Am I the only one bothered by the pink breast cancer ribbons on every product known to man? I have multiple problems with this campaign.

1. I try to believe in the Law of Attraction. What you think about most you will attract into your life. I don’t want my most prominent thoughts every day to be about cancer–any form of it. I do not want to attract cancer into my life in any way. This is the biggest reason this marketing bothers me.

2. I do not believe that all the proceeds from licensing the pink ribbon onto these products are going to cancer research. There are millions of products our there with the pink ribbon slapped on them. It seems like with so many robust funds being raised, that they could have found a cure by now.

Companies think that by slapping a pink ribbon on their product, it will increase the number of people buying it. That has the opposite effect on me, as I will go out of my way to find a different product to buy. If you want to support breast cancer, that is fine. Send your money to an established organization directly, so that you know they will actually receive and use your money. You can also use it as a tax deduction, instead of the potato chip company or the gardening glove company getting all the tax benefits. Or do the Avon 3-day (is it still called that?), where you can raise money for your cause and get physical benefits as well.

3. I choose which charities I support. I like to support the Lenawee Humane Society. Dogs are cute. And it is the humans’ fault that we have pet overpopulation, not the animals. I have been known to support a local food pantry. I just went shopping in support of Pajama Rama 2011, taking place Saturday, October 22nd at the Adrian Mall in Adrian, MI. Is there a better cause out there than collecting underwear and tolietries for homeless kids in Lenawee County? I don’t think so.

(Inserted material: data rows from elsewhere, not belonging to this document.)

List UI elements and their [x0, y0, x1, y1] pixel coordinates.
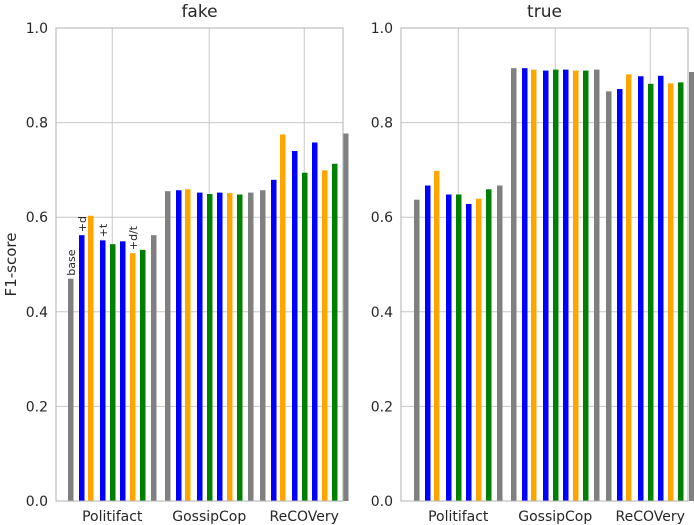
- bar: [414, 199, 420, 501]
- bar-annotation: +d/t: [127, 225, 140, 250]
- bar: [207, 194, 213, 501]
- bar: [446, 194, 452, 501]
- bar: [227, 193, 233, 501]
- y-tick-label: 0.0: [371, 494, 393, 510]
- bar: [332, 163, 338, 501]
- bar: [292, 150, 298, 502]
- y-tick-label: 0.2: [371, 399, 393, 415]
- bar: [322, 170, 328, 502]
- y-tick-label: 0.8: [371, 116, 393, 132]
- bar: [486, 189, 492, 501]
- bar: [626, 74, 632, 501]
- bar: [531, 69, 537, 502]
- bar: [197, 192, 203, 501]
- bar: [658, 75, 664, 501]
- bar: [543, 70, 549, 501]
- y-axis-label: F1-score: [2, 233, 20, 297]
- y-tick-label: 0.6: [371, 210, 393, 226]
- bar-annotation: base: [65, 249, 78, 275]
- bar: [280, 134, 286, 502]
- bar: [248, 192, 254, 501]
- y-tick-label: 0.4: [26, 305, 48, 321]
- x-tick-label: ReCOVery: [270, 509, 339, 525]
- bar: [185, 189, 191, 501]
- bar: [302, 172, 308, 501]
- x-tick-label: ReCOVery: [616, 509, 685, 525]
- bar: [606, 91, 612, 501]
- y-tick-label: 0.2: [26, 399, 48, 415]
- bar: [100, 240, 106, 501]
- bar: [511, 68, 517, 501]
- bar: [668, 83, 674, 501]
- bar: [260, 190, 266, 501]
- x-tick-label: Politifact: [82, 509, 143, 525]
- panel-title: fake: [181, 2, 217, 22]
- bar: [563, 69, 569, 502]
- y-tick-label: 1.0: [371, 21, 393, 37]
- bar: [573, 70, 579, 501]
- bar: [476, 198, 482, 502]
- y-tick-label: 0.8: [26, 116, 48, 132]
- bar: [271, 179, 277, 501]
- bar: [120, 241, 126, 501]
- bar: [151, 235, 157, 501]
- y-tick-label: 0.4: [371, 305, 393, 321]
- x-tick-label: GossipCop: [518, 509, 592, 525]
- bar: [110, 244, 116, 501]
- bar: [648, 83, 654, 502]
- bar: [176, 190, 182, 501]
- bar: [594, 69, 600, 502]
- bar: [434, 170, 440, 501]
- bar: [678, 82, 684, 502]
- bar: [638, 76, 644, 501]
- plot-frame: [400, 27, 689, 502]
- bar: [456, 194, 462, 501]
- bar: [425, 185, 431, 501]
- bar: [497, 185, 503, 501]
- bar-annotation: +t: [97, 223, 110, 237]
- plot-frame: [55, 27, 344, 502]
- bar: [79, 235, 85, 501]
- bar: [522, 68, 528, 501]
- bar: [617, 89, 623, 501]
- bar: [217, 192, 223, 501]
- bar: [343, 133, 349, 501]
- bar: [553, 69, 559, 502]
- bar: [130, 253, 136, 501]
- bar-annotation: +d: [76, 216, 89, 232]
- bar: [88, 215, 94, 501]
- bar: [689, 71, 694, 501]
- bar: [68, 278, 74, 501]
- x-tick-label: GossipCop: [172, 509, 246, 525]
- panel-title: true: [527, 2, 562, 22]
- y-tick-label: 0.0: [26, 494, 48, 510]
- y-tick-label: 0.6: [26, 210, 48, 226]
- bar: [312, 142, 318, 501]
- y-tick-label: 1.0: [26, 21, 48, 37]
- bar: [140, 249, 146, 501]
- bar: [466, 203, 472, 501]
- bar: [165, 191, 171, 501]
- bar: [583, 70, 589, 501]
- x-tick-label: Politifact: [428, 509, 489, 525]
- bar: [237, 194, 243, 501]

So, as you can see, I have my own charities that I support. So I don’t like being tricked or bullied into supporting others as well. I am not trying to be super-cynical. My mother & gramma both had (non-breast) cancer. I know it sucks. But I’m saying don’t fool yourself into thinking you are doing something good by buying a “Save the Ta-Tas” shirt. Try making dinner for the family of the closest person to you with the disease. It could mean a lot to them.